3) Pathological fibre interactions

An impulse in one fibre may activate other fibres, due to:

•Ephaptic cross-talk: an impulse from a neurone with a damaged myelin sheath may pass to a neighbouring neurone

•Crossed afterdischarges: repetitive activity in a primary afferent neurone can induce autonomous firing in groups of neighbouring neurones.

4) Hypersensitivity to catecholamines

Regenerating axons can express adrenoceptors, which render them sensitive to catecholamines. Nerve growth factor can stimulate sprouting of sympathetic fibres.

Sodium Channels

Currently there are 10 types of sodium channel. The particular one found on dorsal root ganglion neurones is Navα1.7. Its job is to amplify small changes in membrane potential.

In animals with inflammatory pain, it was seen to be over-expressed and is over-active in the condition of erythromelalgia (burning pain triggered by warmth). There is shown to be a persistent ion current in paroxysmal extreme (rectal) pain syndromes.

It shows loss of function in patients with congenital insensitivity to pain.

Treatment Options

1) Antidepressants, particularly tricyclics. These work by blocking monoamine uptake in central nervous system, blocking sodium channels and adrenergic receptors in the peripheral nervous system.

2) Opioids (Morphine, Fentanyl, Tramadol) are highly effective in the treatment of nociceptive pain, but have only moderate efficacy in neuropathic pain. This is because they enhance the inhibitory input at the dorsal horn.

3) Capsaicin is a topically administered agent derived from chilli peppers. It blocks C-fibres and reduces nociceptor sensitisation by decreasing “substance p” from nerve terminals.

4) Anticonvulsants such as carbamazepine, phenytoin, sodiumvalproate, work by blocking sodium channels in neurones, whereas gabapentin and lamotrigine block calcium channels, increase GABA (inhibitory) synthesis and reduce glutamate synthesis.

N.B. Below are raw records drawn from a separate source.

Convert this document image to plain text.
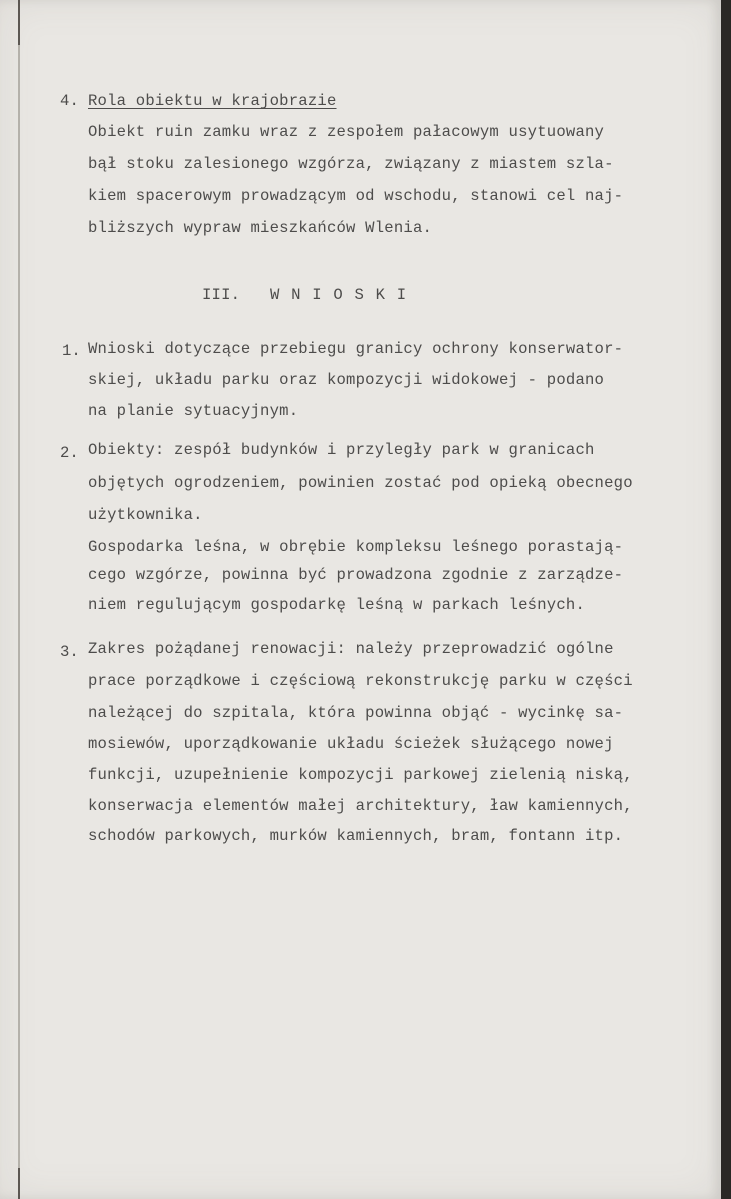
4. Rola obiektu w krajobrazie
Obiekt ruin zamku wraz z zespołem pałacowym usytuowany
bął stoku zalesionego wzgórza, związany z miastem szla-
kiem spacerowym prowadzącym od wschodu, stanowi cel naj-
bliższych wypraw mieszkańców Wlenia.
III. W N I O S K I
1. Wnioski dotyczące przebiegu granicy ochrony konserwator-
skiej, układu parku oraz kompozycji widokowej - podano
na planie sytuacyjnym.
2. Obiekty: zespół budynków i przyległy park w granicach
objętych ogrodzeniem, powinien zostać pod opieką obecnego
użytkownika.
Gospodarka leśna, w obrębie kompleksu leśnego porastają-
cego wzgórze, powinna być prowadzona zgodnie z zarządze-
niem regulującym gospodarkę leśną w parkach leśnych.
3. Zakres pożądanej renowacji: należy przeprowadzić ogólne
prace porządkowe i częściową rekonstrukcję parku w części
należącej do szpitala, która powinna objąć - wycinkę sa-
mosiewów, uporządkowanie układu ścieżek służącego nowej
funkcji, uzupełnienie kompozycji parkowej zielenią niską,
konserwacja elementów małej architektury, ław kamiennych,
schodów parkowych, murków kamiennych, bram, fontann itp.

5) Local anaesthetics Intravenous infusions of lignocaine alleviate symptoms in a variety of neuropathic pain syndromes, but the effects are short-lived. Mexiletine, an orally-active lidocaine derivative, has been shown to be of benefit in painful diabetic neuropathy. These also work by inhibiting sodium channels in peripheral nerves and therefore stabilise membranes and reduce spontaneous ectopic discharges.

6) NMDA-antagonists (e.g. ketamine) in small trials only. They block the effects of glutamate at NMDA receptors, reducing central sensitisation.

7) GABA-agonists:- baclofen is effective in the treatment of trigeminal neuralgia.

8) Sympatholytics (e.g. guanethidine) Regional blocks; of doubtful value. They block sympathetic nerves and suppress hypersensitivity.